The court in Pocaro v. O'Rourke, 2008 Mass. App. Ct. Div. 218, 2008 WL 4456752, at *2 (Sept. 25, 2008), aff'd sub nom. Porcaro v. O'Rorke, 75 Mass.App.Ct. 1116, 918 N.E.2d 97 (2009), appeal denied, 455 Mass. 1109 (2010), considered the import of § 4(e). It explained:
While the arbitrator's decision was given prima facie effect, GX. c. 142A, § 4(d), the appeal was not limited to a narrow review of the arbitration award. Cf. Superadio Ltd. Partnership v. Winstar Radio Prods., LLC, 446 Mass. 330, 333-334, 844 N.E.2d 246 (2006). To the contrary, it was by statute a full de novo proceeding, G.L. c. 142A, § 4(e), designed to "resemble an `original' trial court action more than an ordinary appeal." Booth, supra at 168, 889 N.E.2d 59. And indeed, an "original" trial is what occurred.

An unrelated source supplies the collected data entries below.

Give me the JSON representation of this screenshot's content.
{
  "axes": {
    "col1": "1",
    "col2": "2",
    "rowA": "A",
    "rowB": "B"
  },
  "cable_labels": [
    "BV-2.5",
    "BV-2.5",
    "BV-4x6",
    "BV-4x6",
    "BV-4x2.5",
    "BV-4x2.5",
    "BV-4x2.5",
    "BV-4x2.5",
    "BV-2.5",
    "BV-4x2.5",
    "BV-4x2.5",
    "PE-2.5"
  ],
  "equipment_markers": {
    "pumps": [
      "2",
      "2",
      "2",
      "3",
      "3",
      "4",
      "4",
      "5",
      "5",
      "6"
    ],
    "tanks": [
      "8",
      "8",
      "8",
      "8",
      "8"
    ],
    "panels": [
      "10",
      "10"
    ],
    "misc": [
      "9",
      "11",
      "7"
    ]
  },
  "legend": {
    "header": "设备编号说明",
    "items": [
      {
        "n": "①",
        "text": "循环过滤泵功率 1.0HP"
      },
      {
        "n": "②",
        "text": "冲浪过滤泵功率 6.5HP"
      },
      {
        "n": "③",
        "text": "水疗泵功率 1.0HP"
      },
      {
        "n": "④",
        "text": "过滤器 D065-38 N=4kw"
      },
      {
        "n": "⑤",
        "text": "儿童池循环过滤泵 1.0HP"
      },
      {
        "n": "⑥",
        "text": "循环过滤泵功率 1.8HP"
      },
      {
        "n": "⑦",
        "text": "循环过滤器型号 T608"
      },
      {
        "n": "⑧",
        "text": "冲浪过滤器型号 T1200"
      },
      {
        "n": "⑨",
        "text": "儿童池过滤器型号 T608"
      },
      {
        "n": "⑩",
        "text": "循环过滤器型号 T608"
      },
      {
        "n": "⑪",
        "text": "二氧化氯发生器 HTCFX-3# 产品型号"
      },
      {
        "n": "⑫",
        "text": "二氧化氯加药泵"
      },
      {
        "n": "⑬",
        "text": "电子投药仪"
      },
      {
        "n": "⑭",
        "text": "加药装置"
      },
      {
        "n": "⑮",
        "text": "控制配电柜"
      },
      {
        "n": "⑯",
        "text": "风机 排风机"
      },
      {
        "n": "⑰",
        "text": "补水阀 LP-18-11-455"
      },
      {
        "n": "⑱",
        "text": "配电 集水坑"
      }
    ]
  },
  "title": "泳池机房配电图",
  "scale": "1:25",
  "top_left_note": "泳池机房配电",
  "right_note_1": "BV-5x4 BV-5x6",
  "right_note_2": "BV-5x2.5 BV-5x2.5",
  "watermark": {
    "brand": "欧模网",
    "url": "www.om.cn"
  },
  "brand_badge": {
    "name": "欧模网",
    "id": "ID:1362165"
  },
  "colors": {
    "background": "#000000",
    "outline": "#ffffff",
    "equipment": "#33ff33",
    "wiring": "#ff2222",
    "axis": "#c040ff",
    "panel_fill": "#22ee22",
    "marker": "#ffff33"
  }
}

Evidence was received and testimony taken, resulting in extensive findings in which the judge, as noted, independently accepted in part and rejected in part the arbitrator's findings and, thereby, superseded them.
Porcaro v. O'Rourke, 2008 Mass.App.Div. 218 (Dist. Ct. 2008). In Simas v. House of Cabinets, Inc., 53 Mass.App.Ct. 131, 133-34, 757 N.E.2d 277, 279 (2001), reiew denied, 435 Mass. 1109 (2002), the Massachusetts Appeals Court explicitly stated: "The arbitrator's decision is not final; it may be appealed by seeking a trial de novo in the Superior or District Court, within twenty-one days of the issuance of the arbitrator's findings. G.L. c. 142A, § 4(e). Id. at 133-34, 757 N.E.2d at 279.6
In view of the provisions of § 4 of the Regulation of Home Improvement Contractors statute, the Court concludes that the requisite finality of the arbitration award is not present. Neither claim preclusion nor issue preclusion attach to the arbitration award so as to warrant dismissal of the remaining counts of the Plaintiff's Complaint for the reasons stated in the Motion to Dismiss.
V. CONCLUSION
In view of the foregoing, and treating the Motion to Dismiss as a motion for summary judgment, the Court shall enter an order denying the Defendant's Motion to Dismiss the remaining counts of the Plaintiff's Complaint.